それに、モンスターの凶暴化の件とも無関係ではないはずだ。何かしらの要因がある、出なければ、リラの結界を破るほどのモンスターに説明がつかない。
「……リラに訊いてくる———!」
そう呟いたディレは、くるりと身体の向きを敵とは真逆にし、走り出す。
標的が逃げ出すような素振りをしたからか、オーガが咆哮を上げた。
「グルアァァア!!!!」
筋骨隆々としたその剛腕で、自身の指にも及ばない人間を薙ぎ払おうとする。すかさずアルバーンが剣を振るい、ディレへの到達を防ぐ。
「二分だ、その間は僕とリセッタで時間を稼ぐ! 君はその間に———! ぐぁ!?」
「騎士団長!? っく、紅の少女、任せたぞ!!」
吹き飛ばされた騎士団長を気にしながら、背後に向けて声をかける。彼女の眼前には既に蛮刀が振り下ろされている。それを握る長剣でかろうじて受け止める。
悠長に眺めている暇はない、今はあの怪物を倒すためのことを考えろ。
「リラ———!」
騎士団に守られるようにして、集団の中心にいるリラ。その騎士達の手を煩わせているのが、オーガと同じ肌をした怪物、ゴブリンだ。
その矮躯で軽々と騎士の頭上を飛び交い、原始的な鈍器を叩きつけている。
「ディレ……!?」
自身の傷を、多少なり呪術で治癒したであろうリラ。出血自体は治っているものの、未だ痛々しい傷口は健在だ。早急に適切な処置が必要だろう。
そのためには、この状況を打開する必要がある。このまますぐにでも逃げ出したって、ディレは構わないのだが、おそらく彼女はそれを許さないだろう。
だからこそ、リラに訊かねばならない。
完全に戦場と化した村門の一体、そこに群がる怪物の中心めがけて跳躍する。
降り立ったそこには、未だ体勢を変えないリラの姿が。
「リラ、あの大きいの、倒せない」
「……オーガのこと?」
「そう、すごく強い。リラならわかると思って……」
完結に事を伝え対策を聞き出す。時間がないのだ、詳しく語る暇はない。
しかし、それだけの情報で全てを理解したらしい主人は、片手を顎につけ、考えこむように俯いた。

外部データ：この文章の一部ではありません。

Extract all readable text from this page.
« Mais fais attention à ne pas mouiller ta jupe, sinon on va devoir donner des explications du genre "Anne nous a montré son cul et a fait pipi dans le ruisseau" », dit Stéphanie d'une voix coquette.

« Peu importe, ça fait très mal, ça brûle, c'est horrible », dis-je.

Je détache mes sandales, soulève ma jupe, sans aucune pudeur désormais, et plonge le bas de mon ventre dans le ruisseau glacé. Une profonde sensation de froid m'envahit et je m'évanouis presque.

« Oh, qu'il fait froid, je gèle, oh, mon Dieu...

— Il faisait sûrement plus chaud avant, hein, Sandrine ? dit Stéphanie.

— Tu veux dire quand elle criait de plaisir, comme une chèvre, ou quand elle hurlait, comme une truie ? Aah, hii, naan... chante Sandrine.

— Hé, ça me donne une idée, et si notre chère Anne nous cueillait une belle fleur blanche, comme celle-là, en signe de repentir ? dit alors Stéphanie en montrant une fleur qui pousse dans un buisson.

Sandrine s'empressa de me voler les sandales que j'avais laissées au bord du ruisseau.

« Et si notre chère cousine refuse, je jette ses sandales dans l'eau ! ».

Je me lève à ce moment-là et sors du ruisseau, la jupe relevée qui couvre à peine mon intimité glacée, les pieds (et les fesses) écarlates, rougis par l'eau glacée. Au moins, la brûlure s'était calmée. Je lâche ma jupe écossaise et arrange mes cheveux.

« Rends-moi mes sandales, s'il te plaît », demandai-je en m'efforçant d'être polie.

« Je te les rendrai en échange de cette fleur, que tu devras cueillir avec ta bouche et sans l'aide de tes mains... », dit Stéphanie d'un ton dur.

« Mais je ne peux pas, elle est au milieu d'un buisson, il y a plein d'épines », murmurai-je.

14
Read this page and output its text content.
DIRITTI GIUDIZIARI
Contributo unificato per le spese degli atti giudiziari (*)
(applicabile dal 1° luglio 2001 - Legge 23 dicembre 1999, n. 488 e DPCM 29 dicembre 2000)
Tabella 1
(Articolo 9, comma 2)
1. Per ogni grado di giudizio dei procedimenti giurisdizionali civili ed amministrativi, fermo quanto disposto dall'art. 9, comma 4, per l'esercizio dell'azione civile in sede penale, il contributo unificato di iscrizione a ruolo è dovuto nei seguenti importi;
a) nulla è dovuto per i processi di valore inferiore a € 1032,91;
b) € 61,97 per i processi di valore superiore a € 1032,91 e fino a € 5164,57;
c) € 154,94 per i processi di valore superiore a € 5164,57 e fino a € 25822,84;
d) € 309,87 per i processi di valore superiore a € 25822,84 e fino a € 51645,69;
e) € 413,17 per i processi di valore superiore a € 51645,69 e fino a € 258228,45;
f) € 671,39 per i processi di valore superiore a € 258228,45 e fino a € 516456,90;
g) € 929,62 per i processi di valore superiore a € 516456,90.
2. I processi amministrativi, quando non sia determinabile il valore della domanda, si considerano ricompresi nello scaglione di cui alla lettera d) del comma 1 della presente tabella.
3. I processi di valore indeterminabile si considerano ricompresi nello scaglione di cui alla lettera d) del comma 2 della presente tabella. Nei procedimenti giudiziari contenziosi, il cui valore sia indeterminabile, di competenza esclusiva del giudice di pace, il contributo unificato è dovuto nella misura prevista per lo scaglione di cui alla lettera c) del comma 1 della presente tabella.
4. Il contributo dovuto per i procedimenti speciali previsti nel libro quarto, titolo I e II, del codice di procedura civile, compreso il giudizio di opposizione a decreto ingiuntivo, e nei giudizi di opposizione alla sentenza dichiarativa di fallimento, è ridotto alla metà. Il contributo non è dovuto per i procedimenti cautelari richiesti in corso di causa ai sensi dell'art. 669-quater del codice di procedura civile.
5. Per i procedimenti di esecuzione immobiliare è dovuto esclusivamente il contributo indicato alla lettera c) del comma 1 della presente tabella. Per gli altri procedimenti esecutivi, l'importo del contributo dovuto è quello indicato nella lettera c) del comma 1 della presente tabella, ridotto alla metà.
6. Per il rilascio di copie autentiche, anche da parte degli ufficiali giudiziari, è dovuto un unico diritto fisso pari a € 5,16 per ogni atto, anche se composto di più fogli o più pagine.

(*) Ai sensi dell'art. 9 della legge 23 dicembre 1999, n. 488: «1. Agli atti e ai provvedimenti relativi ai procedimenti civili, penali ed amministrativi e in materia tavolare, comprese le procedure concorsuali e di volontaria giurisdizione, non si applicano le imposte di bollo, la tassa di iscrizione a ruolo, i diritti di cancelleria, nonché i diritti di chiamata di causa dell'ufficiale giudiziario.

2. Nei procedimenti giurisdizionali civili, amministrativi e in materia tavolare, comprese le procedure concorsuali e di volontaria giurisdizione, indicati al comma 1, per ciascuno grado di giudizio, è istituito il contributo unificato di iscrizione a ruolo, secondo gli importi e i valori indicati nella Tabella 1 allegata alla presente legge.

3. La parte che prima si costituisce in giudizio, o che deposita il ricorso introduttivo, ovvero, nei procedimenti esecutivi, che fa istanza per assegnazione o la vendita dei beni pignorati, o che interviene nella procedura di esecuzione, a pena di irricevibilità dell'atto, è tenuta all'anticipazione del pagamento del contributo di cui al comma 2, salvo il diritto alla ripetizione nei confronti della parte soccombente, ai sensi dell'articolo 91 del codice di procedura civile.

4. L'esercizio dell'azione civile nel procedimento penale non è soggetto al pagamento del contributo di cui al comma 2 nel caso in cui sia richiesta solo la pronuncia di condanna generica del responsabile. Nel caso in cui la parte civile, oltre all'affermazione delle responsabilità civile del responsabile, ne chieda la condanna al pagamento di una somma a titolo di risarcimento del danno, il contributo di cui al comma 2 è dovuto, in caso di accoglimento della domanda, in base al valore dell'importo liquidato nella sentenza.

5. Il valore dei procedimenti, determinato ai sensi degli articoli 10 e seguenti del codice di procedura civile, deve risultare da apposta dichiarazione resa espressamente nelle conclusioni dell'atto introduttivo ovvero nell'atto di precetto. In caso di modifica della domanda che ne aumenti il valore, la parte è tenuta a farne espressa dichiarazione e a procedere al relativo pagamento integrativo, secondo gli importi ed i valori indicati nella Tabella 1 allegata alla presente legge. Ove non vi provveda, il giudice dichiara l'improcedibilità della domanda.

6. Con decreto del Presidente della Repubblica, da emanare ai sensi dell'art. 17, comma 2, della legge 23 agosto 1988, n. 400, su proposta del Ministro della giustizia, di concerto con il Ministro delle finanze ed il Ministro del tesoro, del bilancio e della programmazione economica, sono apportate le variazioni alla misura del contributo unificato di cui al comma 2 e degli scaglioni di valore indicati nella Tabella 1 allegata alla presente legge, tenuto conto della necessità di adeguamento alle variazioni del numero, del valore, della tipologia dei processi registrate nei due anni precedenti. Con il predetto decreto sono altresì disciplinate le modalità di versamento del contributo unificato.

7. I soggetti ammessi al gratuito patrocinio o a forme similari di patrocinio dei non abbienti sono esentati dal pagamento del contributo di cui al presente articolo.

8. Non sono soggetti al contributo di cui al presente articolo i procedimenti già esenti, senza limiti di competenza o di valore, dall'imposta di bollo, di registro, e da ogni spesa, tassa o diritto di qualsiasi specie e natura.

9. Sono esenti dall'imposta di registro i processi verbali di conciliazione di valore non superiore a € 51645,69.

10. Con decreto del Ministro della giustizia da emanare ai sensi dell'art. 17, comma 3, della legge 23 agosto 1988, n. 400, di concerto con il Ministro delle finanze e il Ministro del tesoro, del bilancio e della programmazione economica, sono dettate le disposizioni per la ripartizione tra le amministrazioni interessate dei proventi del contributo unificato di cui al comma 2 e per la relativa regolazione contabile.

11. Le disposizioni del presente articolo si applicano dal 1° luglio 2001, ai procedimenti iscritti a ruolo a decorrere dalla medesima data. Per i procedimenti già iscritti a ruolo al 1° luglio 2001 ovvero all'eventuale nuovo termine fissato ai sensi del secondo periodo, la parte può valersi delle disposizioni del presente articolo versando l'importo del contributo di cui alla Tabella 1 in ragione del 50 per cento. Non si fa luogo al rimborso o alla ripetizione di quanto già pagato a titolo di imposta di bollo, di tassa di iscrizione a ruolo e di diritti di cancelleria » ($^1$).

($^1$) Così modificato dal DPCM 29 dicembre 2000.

「……私の結界を抜けてきた……なら、何者かに結界を上書きできる程の術をかけられた……? ———!」
「……なにか?」
何かに気がついたように、顔を上げたリラ。しかしその瞳には不安の色が揺蕩っていた。だが、何かあるのならそれに賭けるしかない。彼女もそれ以上の何かは浮かばないだろう。